Of course, this a fairly expensive proposition - basically everything gets flushed off the gpus and the job is restarted.

For my purposes, the only useful thing would be to avoid this restarting - which is easily accomplished by adding a flag to Trainer() to run test when training exits.

I have tried this - and it works fine. It uses the parameters of the last epoch - not necessarily the optimum.

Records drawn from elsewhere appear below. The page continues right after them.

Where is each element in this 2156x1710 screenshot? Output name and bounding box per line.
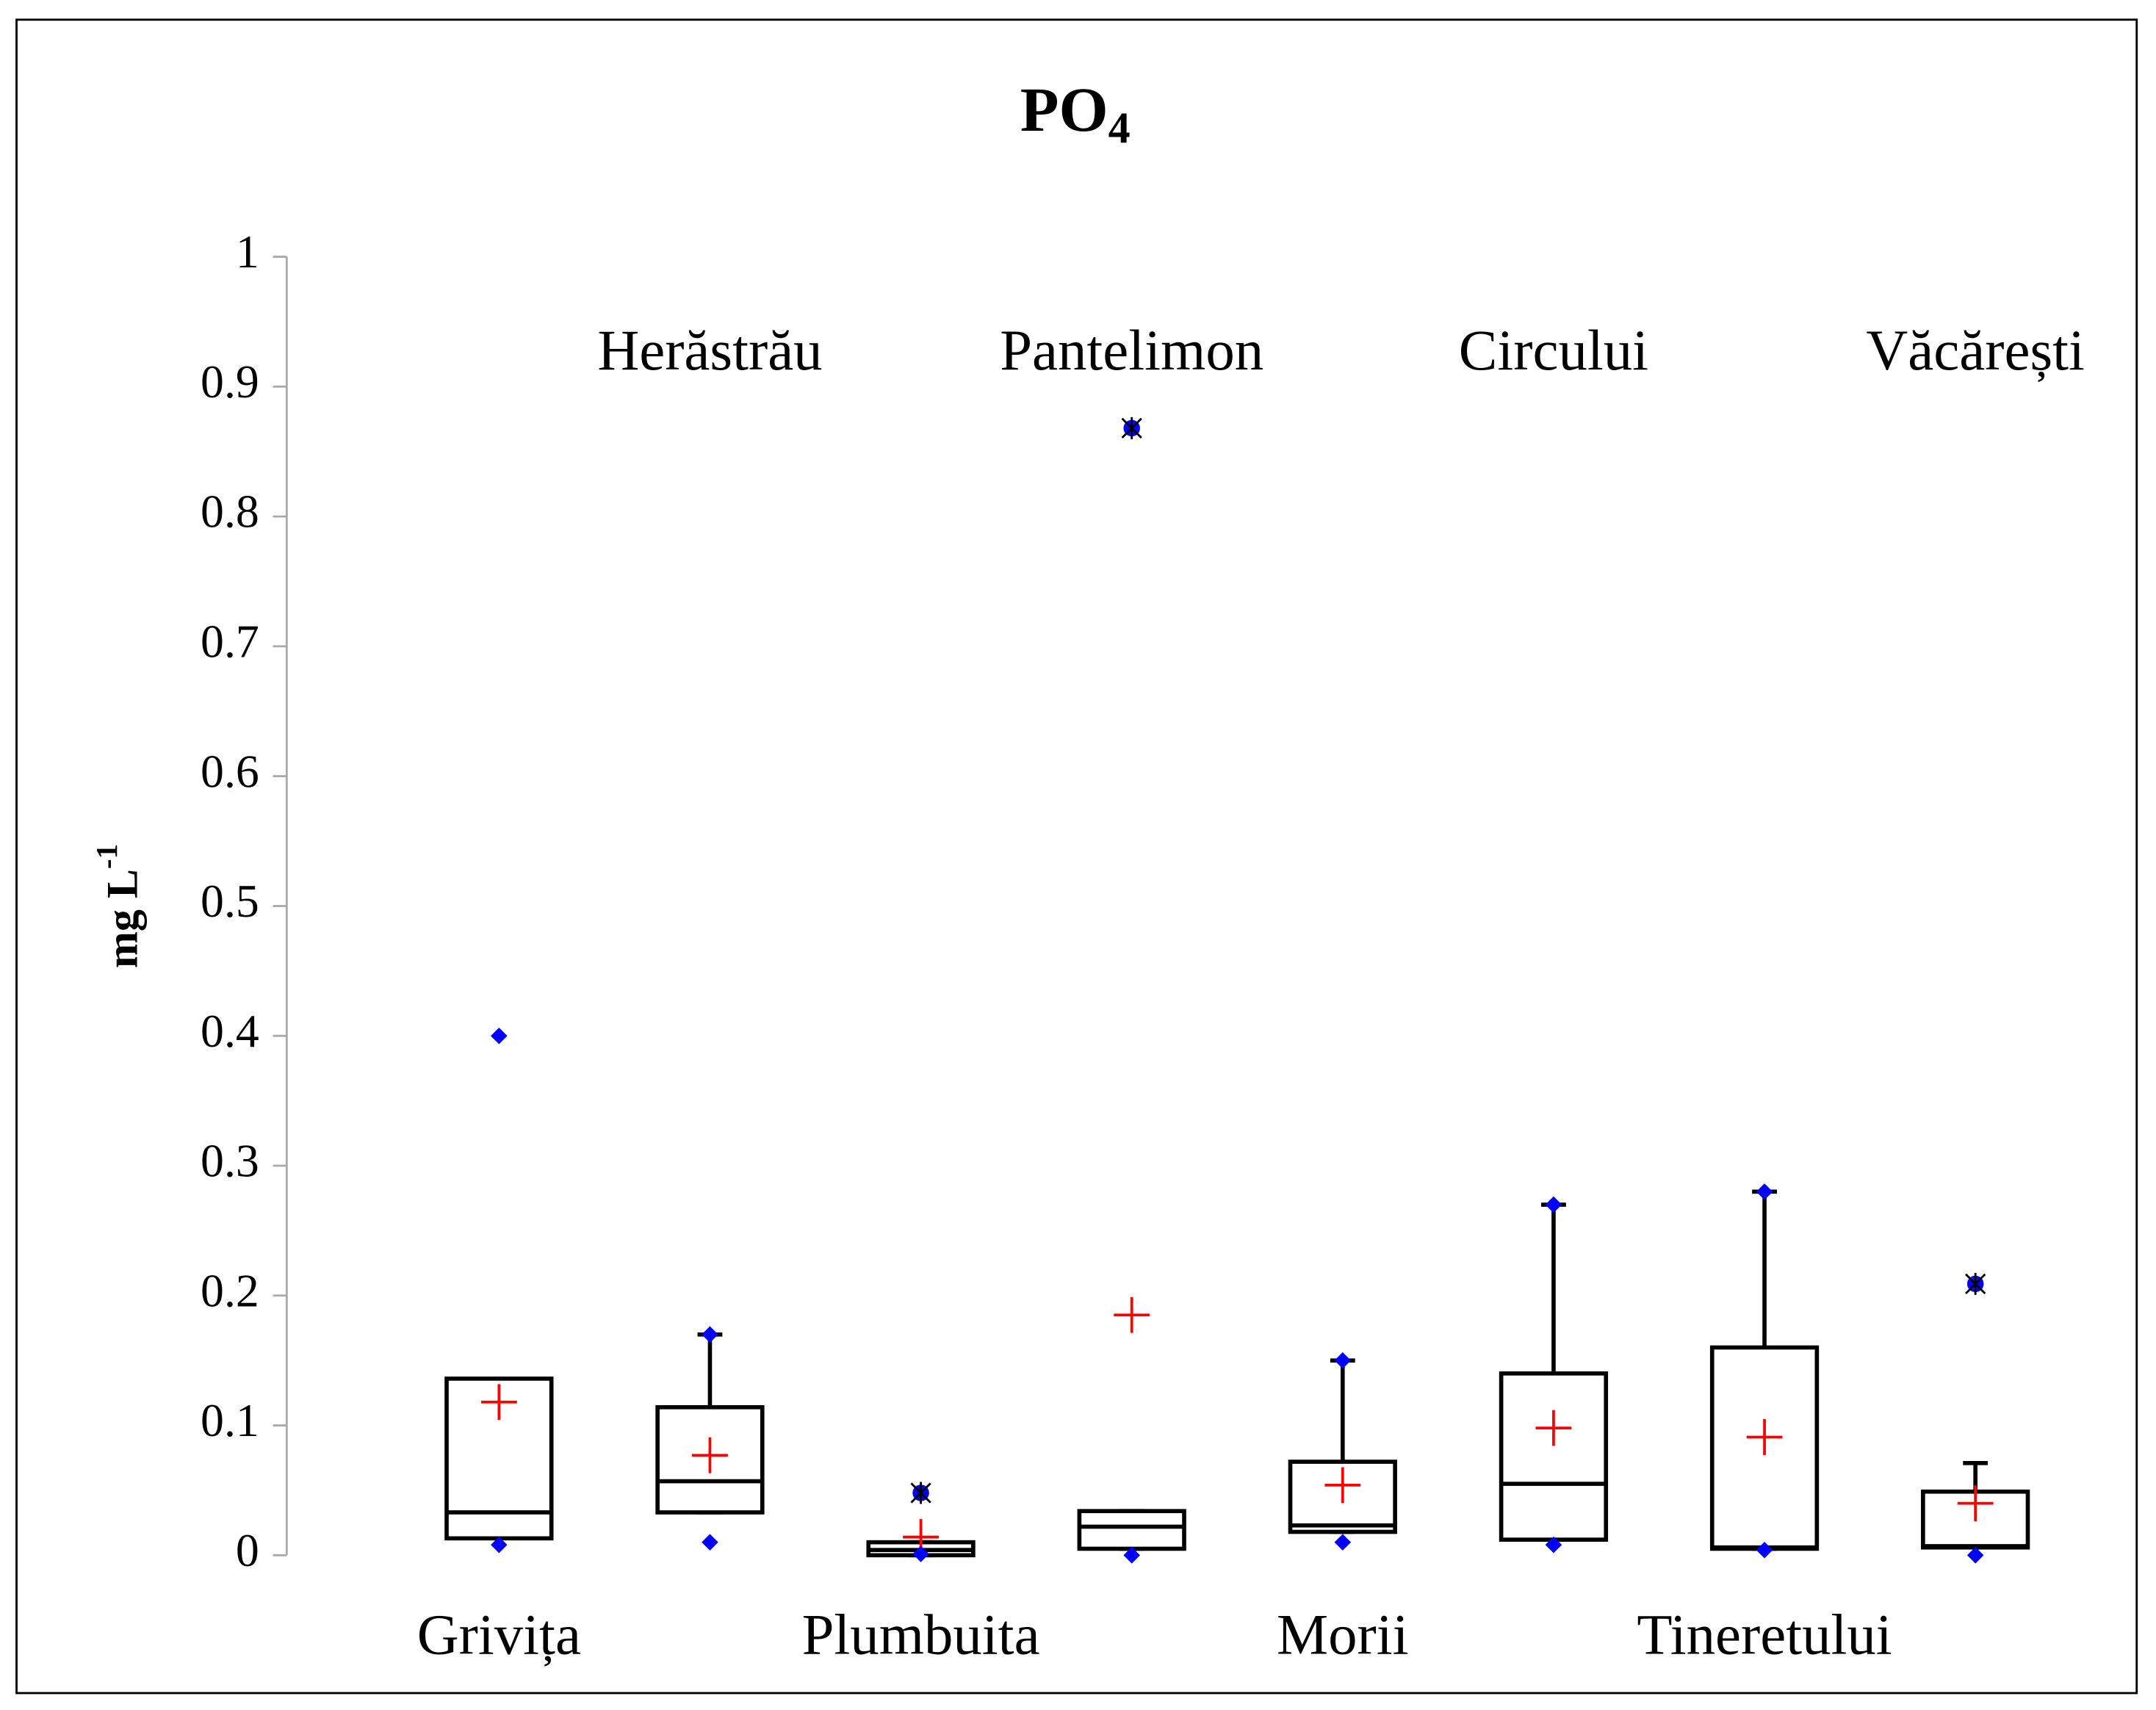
outlier-star [1121,416,1142,439]
x-tick-label: Morii [1277,1603,1409,1667]
x-tick-label: Plumbuita [802,1603,1040,1667]
mean-marker [1746,1419,1783,1455]
chart-title: PO4 [1020,74,1131,152]
y-tick-label: 0.2 [201,1264,259,1316]
y-label-main: mg L [97,869,146,968]
y-label-superscript: -1 [90,844,124,869]
outlier-star [910,1482,931,1504]
mean-marker [1957,1485,1994,1521]
x-tick-label: Herăstrău [597,319,822,383]
y-tick-label: 1 [236,226,259,278]
box [1499,1371,1609,1542]
y-axis-label: mg L-1 [90,844,147,968]
mean-marker [480,1384,517,1421]
data-point [702,1534,718,1551]
title-subscript: 4 [1108,103,1131,152]
y-tick-label: 0.9 [201,356,259,408]
x-tick-label: Văcărești [1866,319,2085,383]
x-tick-label: Pantelimon [1000,319,1263,383]
mean-marker [692,1437,728,1473]
y-tick-label: 0.3 [201,1135,259,1187]
mean-marker [1324,1467,1361,1504]
y-tick-label: 0.6 [201,745,259,797]
mean-marker [1535,1410,1572,1446]
y-tick-label: 0.7 [201,616,259,668]
data-point [1756,1541,1773,1559]
y-tick-label: 0.4 [201,1005,259,1057]
outlier-star [1965,1272,1986,1295]
data-point [1123,1547,1140,1564]
mean-marker [1114,1296,1150,1333]
y-tick-label: 0 [236,1524,259,1576]
data-point [702,1326,718,1343]
y-tick-label: 0.8 [201,486,259,538]
x-tick-label: Circului [1459,319,1648,383]
y-tick-label: 0.1 [201,1394,259,1446]
x-tick-label: Grivița [417,1603,581,1667]
data-point [1966,1547,1984,1564]
box [1077,1509,1186,1551]
y-tick-label: 0.5 [201,875,259,927]
x-tick-label: Tineretului [1637,1603,1892,1667]
data-point [1756,1183,1773,1200]
title-main: PO [1020,74,1108,145]
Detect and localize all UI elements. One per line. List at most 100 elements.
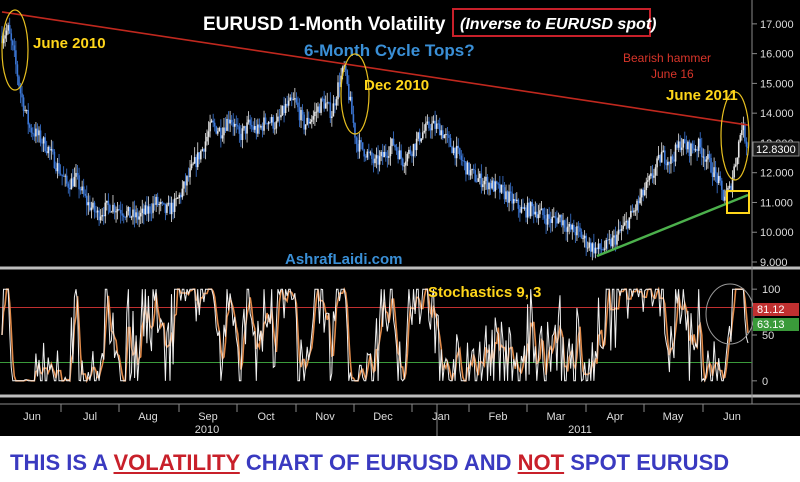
candle-body [642, 189, 644, 196]
candle-body [522, 206, 524, 209]
candle-body [543, 215, 546, 219]
candle-body [626, 220, 629, 229]
candle-body [289, 97, 292, 101]
candle-body [277, 116, 279, 122]
candle-body [87, 202, 90, 206]
candle-body [136, 212, 139, 220]
candle-body [677, 141, 680, 148]
month-label: Jun [23, 411, 41, 423]
candle-body [331, 116, 333, 119]
candle-body [449, 137, 452, 147]
candle-body [253, 126, 256, 130]
candle-body [53, 151, 56, 169]
candle-body [19, 85, 22, 94]
candle-body [508, 191, 510, 203]
june-2010-ellipse [1, 9, 29, 91]
candle-body [384, 151, 387, 156]
candle-body [216, 131, 219, 134]
candle-body [734, 164, 737, 167]
caption-volatility: VOLATILITY [113, 450, 240, 475]
month-label: Apr [606, 411, 623, 423]
stoch-tick-label: 0 [762, 376, 768, 388]
candle-body [130, 216, 133, 218]
candle-body [204, 141, 207, 152]
candle-body [374, 158, 376, 164]
candle-body [468, 162, 470, 176]
candle-body [300, 110, 302, 121]
candle-body [687, 141, 689, 150]
candle-body [269, 121, 271, 123]
candle-body [471, 168, 473, 171]
caption-part-1: THIS IS A [10, 450, 114, 475]
candle-body [92, 202, 94, 208]
candle-body [153, 203, 156, 205]
candle-body [552, 216, 555, 218]
candle-body [408, 149, 410, 154]
candle-body [250, 125, 253, 127]
candle-body [122, 215, 125, 218]
candle-body [560, 214, 563, 226]
candle-body [668, 161, 671, 164]
candle-body [155, 196, 157, 205]
candle-body [133, 209, 136, 218]
candle-body [152, 203, 154, 213]
candle-body [292, 99, 295, 101]
price-tick-label: 14.000 [760, 108, 794, 120]
candle-body [218, 127, 221, 132]
stoch-d-value: 63.13 [757, 319, 785, 331]
price-tick-label: 15.000 [760, 78, 794, 90]
candle-body [255, 126, 258, 134]
candle-body [62, 175, 65, 177]
candle-body [545, 218, 547, 225]
candle-body [728, 185, 731, 188]
candle-body [671, 156, 674, 160]
candle-body [290, 97, 293, 100]
candle-body [694, 149, 697, 151]
dec-2010-ellipse [340, 53, 370, 135]
candle-body [443, 135, 446, 139]
candle-body [446, 133, 449, 136]
candle-body [454, 147, 456, 159]
candle-body [126, 211, 128, 218]
candle-body [317, 106, 319, 112]
candle-body [116, 209, 119, 212]
candle-body [733, 166, 735, 178]
month-label: Dec [373, 411, 393, 423]
candle-body [61, 174, 63, 176]
candle-body [75, 172, 77, 177]
caption-part-5: SPOT EURUSD [564, 450, 730, 475]
candle-body [32, 132, 34, 134]
candle-body [264, 117, 267, 124]
candle-body [497, 183, 500, 185]
price-tick-label: 11.000 [760, 197, 793, 209]
candle-body [614, 235, 617, 245]
candle-body [4, 35, 6, 39]
candle-body [16, 64, 19, 77]
month-label: Aug [138, 411, 158, 423]
candle-body [201, 149, 204, 151]
candle-body [667, 161, 669, 166]
candle-body [585, 235, 587, 248]
candle-body [651, 173, 654, 178]
candle-body [274, 128, 276, 130]
candle-body [429, 128, 432, 131]
candle-body [486, 176, 489, 190]
candle-body [150, 212, 153, 214]
candle-body [135, 212, 137, 218]
candle-body [226, 118, 228, 131]
candle-body [736, 157, 739, 165]
title-note: (Inverse to EURUSD spot) [460, 16, 656, 33]
candle-body [33, 133, 36, 137]
candle-body [124, 217, 127, 218]
candle-body [569, 224, 572, 230]
candle-body [30, 127, 33, 133]
candle-body [223, 127, 225, 136]
candle-body [719, 175, 722, 181]
candle-body [355, 137, 358, 144]
price-tick-label: 16.000 [760, 49, 794, 61]
candle-body [517, 199, 520, 209]
candle-body [531, 202, 534, 207]
candle-body [423, 130, 426, 133]
candle-body [514, 199, 517, 201]
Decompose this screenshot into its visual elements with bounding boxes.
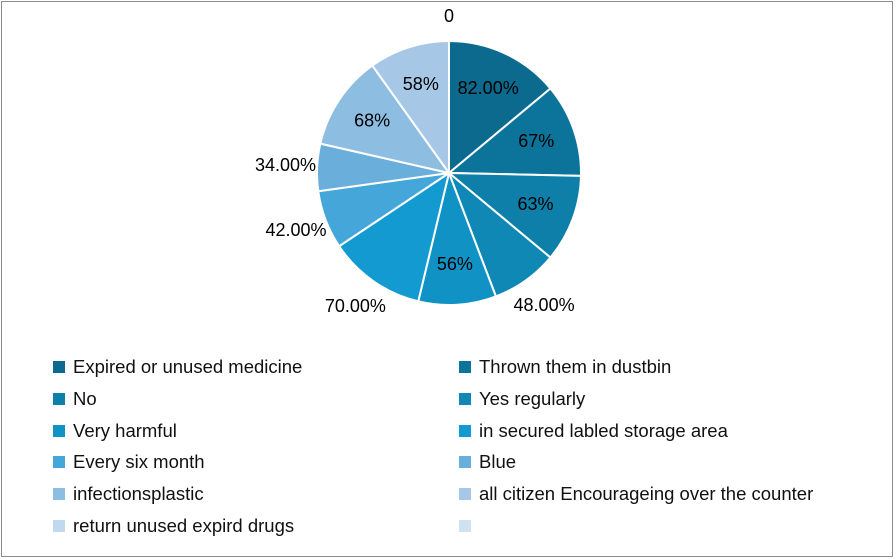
legend-item: Expired or unused medicine bbox=[53, 356, 302, 378]
legend-label: Thrown them in dustbin bbox=[479, 356, 672, 377]
legend-label: Blue bbox=[479, 451, 517, 473]
data-label: 68% bbox=[354, 111, 390, 131]
legend-swatch bbox=[459, 456, 471, 469]
data-label: 0 bbox=[444, 6, 454, 26]
pie-slice bbox=[337, 170, 451, 303]
pie-slice bbox=[448, 39, 552, 176]
legend-item: return unused expird drugs bbox=[53, 515, 294, 537]
legend-label: infectionsplastic bbox=[73, 483, 204, 505]
legend-item: Thrown them in dustbin bbox=[459, 356, 671, 378]
pie-slice bbox=[446, 87, 582, 177]
legend-swatch bbox=[459, 361, 471, 373]
legend-item: Every six month bbox=[53, 451, 205, 473]
data-label: 42.00% bbox=[265, 220, 326, 240]
legend-item: in secured labled storage area bbox=[459, 420, 728, 442]
legend-swatch bbox=[459, 520, 471, 532]
data-label: 56% bbox=[437, 254, 473, 274]
data-label: 34.00% bbox=[255, 155, 316, 175]
pie-slice bbox=[417, 169, 498, 306]
legend-label: in secured labled storage area bbox=[479, 419, 728, 441]
legend-label: No bbox=[73, 387, 97, 409]
data-label: 48.00% bbox=[514, 295, 575, 315]
legend-swatch bbox=[53, 520, 65, 532]
legend-label: return unused expird drugs bbox=[73, 515, 295, 536]
pie-slice bbox=[370, 39, 450, 177]
legend-item: all citizen Encourageing over the counte… bbox=[459, 483, 813, 505]
legend-label: Yes regularly bbox=[479, 387, 586, 409]
legend-item: No bbox=[53, 388, 97, 410]
legend-swatch bbox=[459, 392, 471, 405]
legend-label: all citizen Encourageing over the counte… bbox=[479, 483, 814, 505]
data-label: 58% bbox=[403, 74, 439, 94]
legend-item bbox=[459, 515, 479, 537]
legend-item: Very harmful bbox=[53, 420, 177, 442]
data-label: 82.00% bbox=[458, 78, 519, 98]
pie-chart: 82.00% 67% 63% 48.00% 56% 70.00% 42.00% 34.00% 6… bbox=[255, 6, 582, 316]
legend-item: infectionsplastic bbox=[53, 483, 204, 505]
data-label: 70.00% bbox=[325, 296, 386, 316]
pie-slice bbox=[446, 171, 582, 259]
legend-item: Yes regularly bbox=[459, 388, 585, 410]
legend-label: Very harmful bbox=[73, 419, 177, 441]
legend-item: Blue bbox=[459, 451, 516, 473]
pie-slice bbox=[319, 64, 452, 175]
legend-label: Every six month bbox=[73, 451, 205, 473]
legend-swatch bbox=[53, 361, 65, 373]
legend-swatch bbox=[53, 424, 65, 437]
legend-swatch bbox=[53, 392, 65, 405]
data-label: 67% bbox=[518, 131, 554, 151]
data-label: 63% bbox=[518, 194, 554, 214]
legend-swatch bbox=[459, 424, 471, 437]
legend-swatch bbox=[53, 456, 65, 469]
legend-label: Expired or unused medicine bbox=[73, 356, 303, 377]
legend-swatch bbox=[459, 488, 471, 501]
legend-swatch bbox=[53, 488, 65, 501]
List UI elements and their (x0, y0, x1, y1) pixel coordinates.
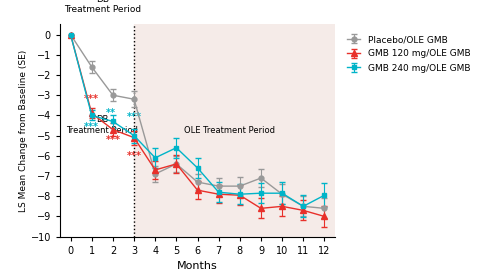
Text: ***: *** (126, 112, 142, 122)
Text: OLE Treatment Period: OLE Treatment Period (184, 126, 274, 135)
Text: DB
Treatment Period: DB Treatment Period (64, 0, 141, 14)
Text: ***: *** (126, 151, 142, 161)
X-axis label: Months: Months (177, 261, 218, 271)
Legend: Placebo/OLE GMB, GMB 120 mg/OLE GMB, GMB 240 mg/OLE GMB: Placebo/OLE GMB, GMB 120 mg/OLE GMB, GMB… (345, 33, 472, 75)
Text: ***: *** (84, 122, 100, 132)
Text: ***: *** (106, 135, 120, 145)
Text: ***: *** (84, 94, 100, 104)
Bar (134, 24, 335, 237)
Text: DB
Treatment Period: DB Treatment Period (66, 115, 138, 135)
Y-axis label: LS Mean Change from Baseline (SE): LS Mean Change from Baseline (SE) (19, 50, 28, 212)
Text: **: ** (106, 108, 116, 118)
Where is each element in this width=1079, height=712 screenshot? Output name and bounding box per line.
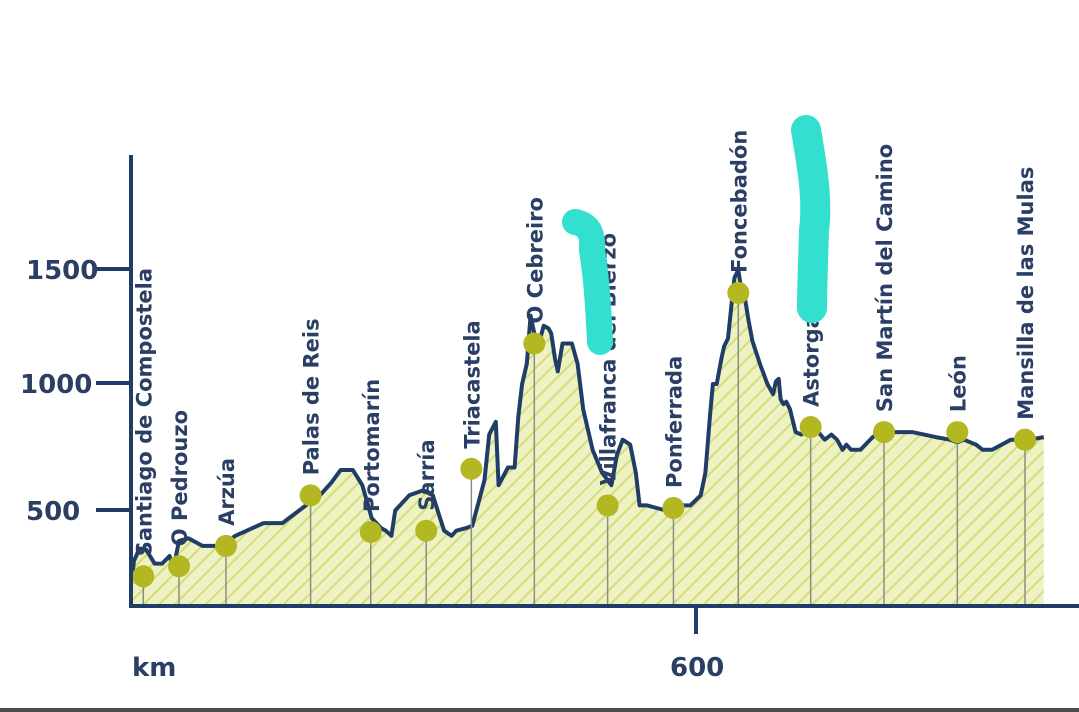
elevation-area-layer [132,268,1045,606]
highlighter-mark-left [562,209,613,355]
stop-marker [662,496,685,519]
stop-label: Portomarín [360,379,384,512]
stop-label: Astorga [800,314,824,407]
stop-label: Ponferrada [662,356,686,488]
bottom-border [0,708,1079,712]
stop-marker [1014,428,1036,451]
stop-marker [168,555,190,578]
stop-marker [523,332,546,355]
stop-label: Santiago de Compostela [132,268,156,556]
stop-label: Triacastela [460,320,484,449]
stop-label: San Martín del Camino [873,144,897,412]
stop-label: Arzúa [215,458,239,526]
stop-label: O Pedrouzo [168,410,192,546]
stop-label: Sarría [415,439,439,510]
highlighter-mark-right [791,115,831,323]
stop-label: Palas de Reis [300,318,324,475]
stop-marker [132,565,155,588]
stop-label: Foncebadón [727,130,751,273]
x-axis-unit-label: km [132,653,176,683]
stop-marker [299,484,322,507]
stop-marker [460,457,483,480]
stop-marker [359,521,382,544]
stop-label: Mansilla de las Mulas [1014,167,1038,420]
y-tick-label-1500: 1500 [26,256,98,286]
stops-layer: Santiago de Compostela O Pedrouzo Arzúa Pal… [132,130,1038,606]
stop-label: O Cebreiro [523,197,547,323]
stop-marker [596,494,619,517]
stop-marker [215,534,237,557]
y-tick-label-1000: 1000 [20,370,92,400]
x-tick-label-600: 600 [670,653,724,683]
stop-label: León [946,355,970,412]
stop-marker [727,281,750,304]
stop-marker [799,416,822,439]
stop-marker [946,421,969,444]
stop-marker [415,519,438,542]
y-tick-label-500: 500 [26,497,80,527]
stop-marker [873,421,895,444]
elevation-profile-line [132,268,1045,580]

So ... I don't have a suggestion on how to actually get the right trainer and model back to master process that is better than simply calling trainer.test(model), and don't think we need one. I personally could use a flag to run trainer.test() after trainer.fit(model) to avoid all the restarting.

Thoughts and criticisms welcome.

seth

PS I will look into the checkpoint location issue separately

Borda commented 4 years ago

Btw, pls avoid using #number, it is automatically linked to the issue/PR of the same number so it may make your comment misleading...

sneiman commented 4 years ago

got it. thx

sneiman commented 4 years ago

I have not been able to find a way to get a trained model reference back to the trainer.model property in the spawning process when using ddp. I have found a way to get a model with the right parameters back to the spawning process. But no way to get it into trainer.model without altering user's code - which is what I believe the objective is.

So closing this - if anyone has a good idea on how to do this, I will be happy to pursue it.